Depois que mudei meu endereço, percebi que muito das coisas
materiais que me cercavam não tinham um grande valor para mim. Notei que, de
muitas delas, não era difícil me desfazer. Mas também reparei, sem muita
surpresa, que os livros não faziam parte dessa lista de coisas a serem deixadas
de lado.
Colocando os livros velhos na nova prateleira, relembrei
alguns títulos muito bons, os quais precisei reler. De quase todos, eu já havia
esquecido o conteúdo, restando na memória apenas vultos do que continham
aquelas obras que eu insistia em guardar. Motivos eu tinha, e sabia que eram
razoáveis, mesmo estando eles esquecidos.
Dentre os títulos, retirei há algumas semanas o livro
“Ninguém Nada Nunca”, do argentino Juan José Saer. Esse autor, cujo texto
conheci por acaso em seu livro “La Pesquisa” adquirido durante uma feira de
literatura realizada em minha cidade anos atrás, se revelou ser um de meus
favoritos por dois motivos principais: a forma narrativa com muitas vírgulas e poucos
pontos, que leva o leitor de forma quase hipnótica para dentro da história; e a
maneira como descreve pessoas, coisas e ambientes.
“Ninguém Nada Nunca” traz três palavras, em seu título, que
quase não revelam coisa alguma a respeito de seu conteúdo. Há uma trama que
envolve misteriosos assassinatos de cavalos em um vilarejo dos Pampas. No
entanto, enquanto em “La Pesquisa” existe uma história de homicídios que conduz
quase que totalmente a narrativa, em “Ninguém Nada Nunca” esses assassinatos
são apenas o pano de fundo para que Saer possa fazer o que faz de melhor:
descrever.
A leitura pode parecer até cansativa para quem não está
habituado ao seu método, mas é seguramente uma obra de arte o modo como ele
aplica a repetição textual e faz, assim, como que gradativamente o leitor
construa mentalmente o universo descrito. E o leitor faz isso de forma quase
imperceptível, envolto pela tensão que anuncia: algo está para acontecer.

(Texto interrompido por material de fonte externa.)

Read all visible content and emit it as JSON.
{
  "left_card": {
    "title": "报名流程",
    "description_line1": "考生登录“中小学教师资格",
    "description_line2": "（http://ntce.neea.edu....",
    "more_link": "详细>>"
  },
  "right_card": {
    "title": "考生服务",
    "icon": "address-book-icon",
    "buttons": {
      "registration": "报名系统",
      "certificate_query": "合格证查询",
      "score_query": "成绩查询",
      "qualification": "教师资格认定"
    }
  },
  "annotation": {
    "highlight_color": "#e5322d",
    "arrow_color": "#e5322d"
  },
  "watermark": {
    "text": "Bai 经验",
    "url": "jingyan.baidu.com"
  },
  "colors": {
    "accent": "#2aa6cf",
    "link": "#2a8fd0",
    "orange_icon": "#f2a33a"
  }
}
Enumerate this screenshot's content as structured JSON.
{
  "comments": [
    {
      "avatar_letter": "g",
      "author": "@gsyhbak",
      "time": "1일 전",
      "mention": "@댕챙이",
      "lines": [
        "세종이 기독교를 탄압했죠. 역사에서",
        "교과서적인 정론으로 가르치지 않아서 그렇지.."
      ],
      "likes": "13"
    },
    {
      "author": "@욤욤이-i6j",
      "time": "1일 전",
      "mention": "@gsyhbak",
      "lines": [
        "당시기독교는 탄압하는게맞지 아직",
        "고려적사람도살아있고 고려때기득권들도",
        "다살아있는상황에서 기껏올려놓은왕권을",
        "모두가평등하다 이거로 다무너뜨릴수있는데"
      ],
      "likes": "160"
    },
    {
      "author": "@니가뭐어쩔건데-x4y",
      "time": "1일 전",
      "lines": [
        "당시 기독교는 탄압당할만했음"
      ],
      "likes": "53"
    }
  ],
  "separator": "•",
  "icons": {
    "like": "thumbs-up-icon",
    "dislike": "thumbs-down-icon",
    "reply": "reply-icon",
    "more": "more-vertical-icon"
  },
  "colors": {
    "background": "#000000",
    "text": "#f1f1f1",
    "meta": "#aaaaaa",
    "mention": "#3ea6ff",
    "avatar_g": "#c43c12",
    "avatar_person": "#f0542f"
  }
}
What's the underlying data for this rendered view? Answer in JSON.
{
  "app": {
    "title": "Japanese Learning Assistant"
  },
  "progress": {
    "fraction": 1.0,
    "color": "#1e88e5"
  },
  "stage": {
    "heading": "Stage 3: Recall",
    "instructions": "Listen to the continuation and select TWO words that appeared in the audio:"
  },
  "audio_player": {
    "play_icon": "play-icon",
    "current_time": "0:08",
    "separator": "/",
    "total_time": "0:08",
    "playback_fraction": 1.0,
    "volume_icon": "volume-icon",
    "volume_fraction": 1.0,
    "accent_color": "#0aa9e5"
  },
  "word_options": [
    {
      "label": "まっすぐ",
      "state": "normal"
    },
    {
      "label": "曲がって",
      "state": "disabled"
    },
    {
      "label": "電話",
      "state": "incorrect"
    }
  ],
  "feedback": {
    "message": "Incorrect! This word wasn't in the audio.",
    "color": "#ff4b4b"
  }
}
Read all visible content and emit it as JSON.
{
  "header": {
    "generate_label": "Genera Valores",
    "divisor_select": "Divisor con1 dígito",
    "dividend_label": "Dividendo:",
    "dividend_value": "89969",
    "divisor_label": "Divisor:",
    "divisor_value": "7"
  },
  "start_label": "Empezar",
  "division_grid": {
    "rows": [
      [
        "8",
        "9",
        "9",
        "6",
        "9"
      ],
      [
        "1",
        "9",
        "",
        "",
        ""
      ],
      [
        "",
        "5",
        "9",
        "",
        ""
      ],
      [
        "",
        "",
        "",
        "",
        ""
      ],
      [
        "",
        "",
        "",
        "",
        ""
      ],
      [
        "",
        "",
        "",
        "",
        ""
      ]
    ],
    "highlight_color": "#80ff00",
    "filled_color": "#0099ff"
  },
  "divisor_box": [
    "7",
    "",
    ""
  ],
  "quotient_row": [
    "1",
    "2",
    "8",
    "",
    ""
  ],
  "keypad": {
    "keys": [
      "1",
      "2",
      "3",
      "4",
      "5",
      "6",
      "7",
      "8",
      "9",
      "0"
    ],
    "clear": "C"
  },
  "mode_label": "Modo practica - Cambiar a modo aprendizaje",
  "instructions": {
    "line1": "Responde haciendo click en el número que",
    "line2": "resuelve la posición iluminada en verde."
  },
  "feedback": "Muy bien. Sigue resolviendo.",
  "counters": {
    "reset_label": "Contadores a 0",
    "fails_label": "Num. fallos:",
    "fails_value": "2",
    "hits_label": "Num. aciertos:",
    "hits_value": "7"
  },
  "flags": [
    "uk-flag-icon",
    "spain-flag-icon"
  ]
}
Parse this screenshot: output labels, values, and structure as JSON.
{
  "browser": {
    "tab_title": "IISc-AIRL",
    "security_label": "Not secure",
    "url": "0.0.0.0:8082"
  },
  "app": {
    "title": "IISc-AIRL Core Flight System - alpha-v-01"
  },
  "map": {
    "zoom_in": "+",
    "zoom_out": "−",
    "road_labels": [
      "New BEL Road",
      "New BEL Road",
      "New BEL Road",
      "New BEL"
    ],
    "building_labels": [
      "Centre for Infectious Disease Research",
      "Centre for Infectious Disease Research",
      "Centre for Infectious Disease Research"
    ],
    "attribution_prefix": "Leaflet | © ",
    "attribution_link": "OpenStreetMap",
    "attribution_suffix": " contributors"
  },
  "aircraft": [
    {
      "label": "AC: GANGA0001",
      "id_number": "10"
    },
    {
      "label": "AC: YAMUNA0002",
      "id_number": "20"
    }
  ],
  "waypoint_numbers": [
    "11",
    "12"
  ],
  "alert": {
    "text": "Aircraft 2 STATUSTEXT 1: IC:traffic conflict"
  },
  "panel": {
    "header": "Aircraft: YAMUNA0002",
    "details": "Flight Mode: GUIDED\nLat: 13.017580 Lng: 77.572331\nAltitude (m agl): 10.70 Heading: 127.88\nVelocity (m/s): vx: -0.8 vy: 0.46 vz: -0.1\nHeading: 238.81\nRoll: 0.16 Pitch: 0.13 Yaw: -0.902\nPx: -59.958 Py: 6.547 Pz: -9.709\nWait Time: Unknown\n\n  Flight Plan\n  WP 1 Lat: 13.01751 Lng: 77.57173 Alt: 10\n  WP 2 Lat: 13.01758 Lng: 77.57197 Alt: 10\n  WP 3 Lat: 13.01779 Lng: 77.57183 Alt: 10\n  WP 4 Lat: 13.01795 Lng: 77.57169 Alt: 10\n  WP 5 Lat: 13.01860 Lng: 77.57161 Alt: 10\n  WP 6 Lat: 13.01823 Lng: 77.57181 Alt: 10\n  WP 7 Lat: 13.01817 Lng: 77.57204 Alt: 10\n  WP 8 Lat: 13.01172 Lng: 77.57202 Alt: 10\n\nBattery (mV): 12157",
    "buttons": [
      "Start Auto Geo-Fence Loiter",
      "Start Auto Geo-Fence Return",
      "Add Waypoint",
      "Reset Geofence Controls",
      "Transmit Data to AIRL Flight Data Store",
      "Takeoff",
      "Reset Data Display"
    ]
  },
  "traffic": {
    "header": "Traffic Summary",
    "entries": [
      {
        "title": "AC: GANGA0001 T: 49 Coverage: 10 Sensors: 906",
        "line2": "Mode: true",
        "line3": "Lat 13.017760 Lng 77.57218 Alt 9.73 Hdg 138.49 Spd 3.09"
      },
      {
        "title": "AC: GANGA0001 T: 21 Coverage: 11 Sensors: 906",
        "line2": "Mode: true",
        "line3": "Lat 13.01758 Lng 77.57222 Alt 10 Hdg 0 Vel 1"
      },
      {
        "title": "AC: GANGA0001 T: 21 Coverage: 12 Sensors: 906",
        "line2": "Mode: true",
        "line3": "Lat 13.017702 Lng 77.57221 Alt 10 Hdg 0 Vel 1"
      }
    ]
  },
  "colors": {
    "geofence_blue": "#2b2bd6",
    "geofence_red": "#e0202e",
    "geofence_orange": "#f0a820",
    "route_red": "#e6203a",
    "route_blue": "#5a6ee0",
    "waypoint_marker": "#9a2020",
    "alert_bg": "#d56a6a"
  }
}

Ao mesmo tempo em que o leitor espera com ansiedade que
surja das sombras o algoz que assassina com um tiro “à queima-roupa” os
melhores cavalos da região, e ao mesmo tempo que conhece um lugarejo envolto
pelo clima tenso da ditadura militar (e o autor encontra aí uma forma de
apresentar o tema) vai sendo apresentado o cotidiano dos personagens, dentre
eles Gato, Elisa, Tomatis, e o ambiente, do qual faz parte a praia, a ilha, o
rio, as árvores, a areia e, mais que tudo, o calor quase insuportável.
Pacientemente, o leitor aguarda o tal acontecimento que se
anuncia implicitamente durante a história, e enquanto isso se envolve com a
vida de pessoas desconhecidas, de trajetórias que poderiam ser classificadas
com corriqueiras, mas que se revelam interessantes, como seria, talvez, a vida
de quem quer que fosse, desde que houvesse uma descrição como a de Juan José
Saer.
Ao terminar a nova leitura de Ninguém Nada Nunca, senti algo
fascinante: saudades. Saudades dos personagens que tinha acabado de conhecer,
mas cujos gestos, palavras e comportamentos me pareceram tão próximos como se
os tivesse conhecido face-a-face.
Não é algo novo para leitores tal sensação. Mas nessa
intensidade, é algo novo para mim. E é fascinante perceber algo novo assim com
um livro que já tinha lido. Indica que não sou mais o mesmo que o leu
anteriormente. Porque o sujeito que leu aquele livro, anos atrás, não percebeu
essa sensação ao concluir a leitura. É bom saber que ainda posso me fascinar
com alguma coisa. Que bom que seja com um livro.